Devlet ideolojisi ile arkeoloji arasındaki yakınlık zaman içinde biçim değiştirmiş olsa da halen kuvvetlidir.

Bugünkü politik iklimde, arkeolojinin turizmin bir bileşeni ve katkı sağlayanı olarak araçsallaştırıldığını ve bu uğurda arkeolojinin evrensel ölçütlerde bilimsel üretiminden çok restorasyon ve konservasyon çalışmalarına evriltildiğini, dahası arkeoloji hocalarının da arkeolojinin bilimsizleştirilmesinin gururlu birer neferlerine dönüştüğünü görüyoruz. Kısaca; arkeoloji, yapısal olarak devletçi, milliyetçi ve pragmatist oldu. İlk zamanlarında elitizme, sonrasında ise dünyayla teması sınırlı, içine kapalı bir zihniyete teslim edildi. Nesiller ilerledikçe akademisyenlerin kaliteleri ölçülebilir şekilde düştü. Ayrıca arkeologlar başarılı şekilde değişen politik atmosfere uyum sağladı. Mesela AKP döneminde arkeologların –normalde tüketmelerine rağmen- sosyal medyalarında alkollü içki paylaşımı yapmaması dikkat çekicidir! Böyle bir tavrın geçerli olduğu akademik camiadan yenilikçi, özgün ve ilerici atılımlar beklemek fazla kaçabilir.

Umut Sarıkaya’nın efsane karikatürü. Kuram ve yenilik düşmanı bir bilim dalı bilimsizlikten mustarip olur ve her türlü araçsallaştırmaya açık hale gelir.

İkinci olarak arkeolojinin Türkiye’deki bilim geleneği tartışılmalıdır. Feminist arkeoloji veya toplumsal cinsiyet arkeolojisi deyince neden irkilir bir bilim camiası? Cevabını vereyim: Bunlar hakkında hiçbir şey okumadığı ve bilmediği için.

Türkiye arkeolojisi geneli itibarıyla bir malumatlar arkeolojisidir. Kuramsal yönelimi ise kültür tarihçiliğidir. Arkeolojik nesneler birbirleriyle karşılaştırmalı olarak incelenir, göreli tarihlendirmeler yapılır.

Kazılardan elde edilen ve tipolojik olarak sınıflandırılan nesne grupları içinden birbirine benzeyenler tespit edilir ve bu ortaklıklar bir ‘kültür’ ismi olarak tanımlanır. Gerçek şu ki birçok arkeolojik araştırmanın çıktısı sınıflandırılmış objelerin bir dökümü ve göreli tarihlendirmesinden ibarettir. Yorumlar çoğu zaman bariz olanın ifşası niteliğinde kalır ve arkeoloji makalelerinin sonunda iki cümlelik cılız öneriler olmaktan ileriye geçmezler. Kültür tarihçiliği arkeolojinin tek yapma biçimi olarak lanse edilir ve böyle öğretilir.

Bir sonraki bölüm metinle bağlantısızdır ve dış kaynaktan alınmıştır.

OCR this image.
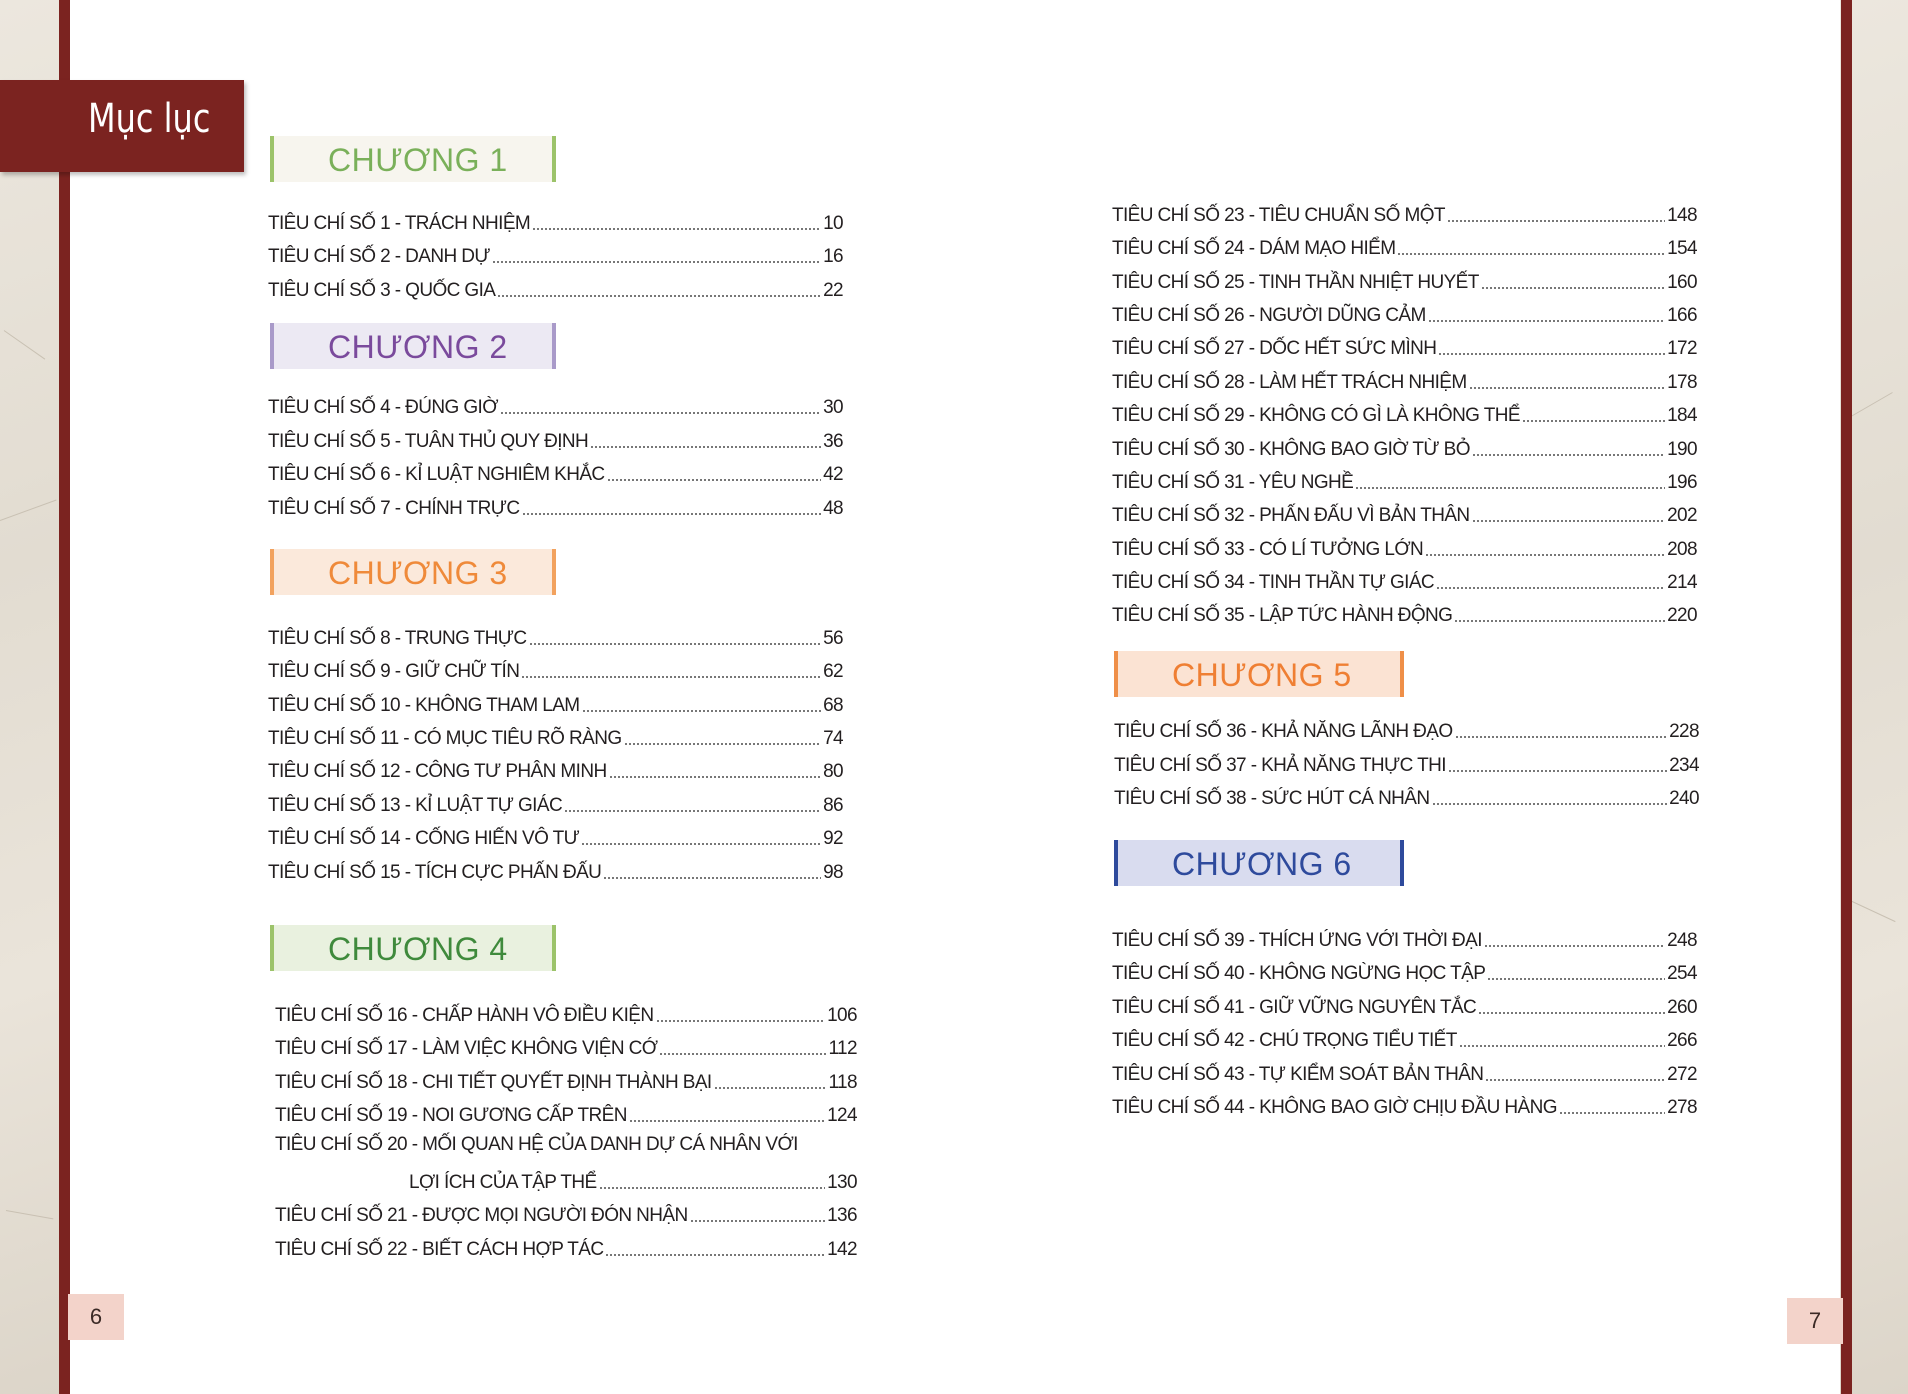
Mục lục
6	7
CHƯƠNG 1
CHƯƠNG 2
CHƯƠNG 3
CHƯƠNG 4
CHƯƠNG 5
CHƯƠNG 6
TIÊU CHÍ SỐ 1 - TRÁCH NHIỆM	10
TIÊU CHÍ SỐ 2 - DANH DỰ	16
TIÊU CHÍ SỐ 3 - QUỐC GIA	22
TIÊU CHÍ SỐ 4 - ĐÚNG GIỜ	30
TIÊU CHÍ SỐ 5 - TUÂN THỦ QUY ĐỊNH	36
TIÊU CHÍ SỐ 6 - KỈ LUẬT NGHIÊM KHẮC	42
TIÊU CHÍ SỐ 7 - CHÍNH TRỰC	48
TIÊU CHÍ SỐ 8 - TRUNG THỰC	56
TIÊU CHÍ SỐ 9 - GIỮ CHỮ TÍN	62
TIÊU CHÍ SỐ 10 - KHÔNG THAM LAM	68
TIÊU CHÍ SỐ 11 - CÓ MỤC TIÊU RÕ RÀNG	74
TIÊU CHÍ SỐ 12 - CÔNG TƯ PHÂN MINH	80
TIÊU CHÍ SỐ 13 - KỈ LUẬT TỰ GIÁC	86
TIÊU CHÍ SỐ 14 - CỐNG HIẾN VÔ TƯ	92
TIÊU CHÍ SỐ 15 - TÍCH CỰC PHẤN ĐẤU	98
TIÊU CHÍ SỐ 16 - CHẤP HÀNH VÔ ĐIỀU KIỆN	106
TIÊU CHÍ SỐ 17 - LÀM VIỆC KHÔNG VIỆN CỚ	112
TIÊU CHÍ SỐ 18 - CHI TIẾT QUYẾT ĐỊNH THÀNH BẠI	118
TIÊU CHÍ SỐ 19 - NOI GƯƠNG CẤP TRÊN	124
TIÊU CHÍ SỐ 20 - MỐI QUAN HỆ CỦA DANH DỰ CÁ NHÂN VỚI
LỢI ÍCH CỦA TẬP THỂ	130
TIÊU CHÍ SỐ 21 - ĐƯỢC MỌI NGƯỜI ĐÓN NHẬN	136
TIÊU CHÍ SỐ 22 - BIẾT CÁCH HỢP TÁC	142
TIÊU CHÍ SỐ 23 - TIÊU CHUẨN SỐ MỘT	148
TIÊU CHÍ SỐ 24 - DÁM MẠO HIỂM	154
TIÊU CHÍ SỐ 25 - TINH THẦN NHIỆT HUYẾT	160
TIÊU CHÍ SỐ 26 - NGƯỜI DŨNG CẢM	166
TIÊU CHÍ SỐ 27 - DỐC HẾT SỨC MÌNH	172
TIÊU CHÍ SỐ 28 - LÀM HẾT TRÁCH NHIỆM	178
TIÊU CHÍ SỐ 29 - KHÔNG CÓ GÌ LÀ KHÔNG THỂ	184
TIÊU CHÍ SỐ 30 - KHÔNG BAO GIỜ TỪ BỎ	190
TIÊU CHÍ SỐ 31 - YÊU NGHỀ	196
TIÊU CHÍ SỐ 32 - PHẤN ĐẤU VÌ BẢN THÂN	202
TIÊU CHÍ SỐ 33 - CÓ LÍ TƯỞNG LỚN	208
TIÊU CHÍ SỐ 34 - TINH THẦN TỰ GIÁC	214
TIÊU CHÍ SỐ 35 - LẬP TỨC HÀNH ĐỘNG	220
TIÊU CHÍ SỐ 36 - KHẢ NĂNG LÃNH ĐẠO	228
TIÊU CHÍ SỐ 37 - KHẢ NĂNG THỰC THI	234
TIÊU CHÍ SỐ 38 - SỨC HÚT CÁ NHÂN	240
TIÊU CHÍ SỐ 39 - THÍCH ỨNG VỚI THỜI ĐẠI	248
TIÊU CHÍ SỐ 40 - KHÔNG NGỪNG HỌC TẬP	254
TIÊU CHÍ SỐ 41 - GIỮ VỮNG NGUYÊN TẮC	260
TIÊU CHÍ SỐ 42 - CHÚ TRỌNG TIỂU TIẾT	266
TIÊU CHÍ SỐ 43 - TỰ KIỂM SOÁT BẢN THÂN	272
TIÊU CHÍ SỐ 44 - KHÔNG BAO GIỜ CHỊU ĐẦU HÀNG	278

Türkiye’de birçok akademisyen arkeolog bırakın arkeoloji dışındaki bilim dallarıyla ilgilenmeyi veya kuram üreten disiplinlerle temas kurmayı, arkeoloji içinde değişen teorik tartışmaları bile takip etmez. Teorik arkeoloji birkaç kişinin ilgilendiği ‘boş beleş işler’ olarak görülür. Böyle bir bilimsizlik ve cehaletle başa çıkmak kolay mı ey okur?

Kurama yabancı söz konusu durum, kuram düşmanlığını da beraberinde getirir. O yüzden özgün ve yenilikçi çalışmaların önü ivedilikle tıkanır, camia içinde böyle ‘aykırı’ duruşlara hoşgörü gösterilmez. Malumatçılık tarafından domine edilen akademik ortam kendine benzemeyenleri saf dışı bırakmak için çaba içine girer. Bunda da çoğu zaman başarılı olur. O nedenle tıpkı Collingwood’un tarihçiler için ifade ettiği gibi, Türkiye arkeolojisinde, “dar çerçeveli sorunlar üzerindeki eşi görülmemiş uzmanlık, geniş çerçeveli sorunlarla uğraşmaktaki eşi görülmemiş zayıflıkla” bir arada görülür. Geçmiş olsun!

Biri feminist arkeolojiden korkuyorsa, eşitlikten korkuyor demektir.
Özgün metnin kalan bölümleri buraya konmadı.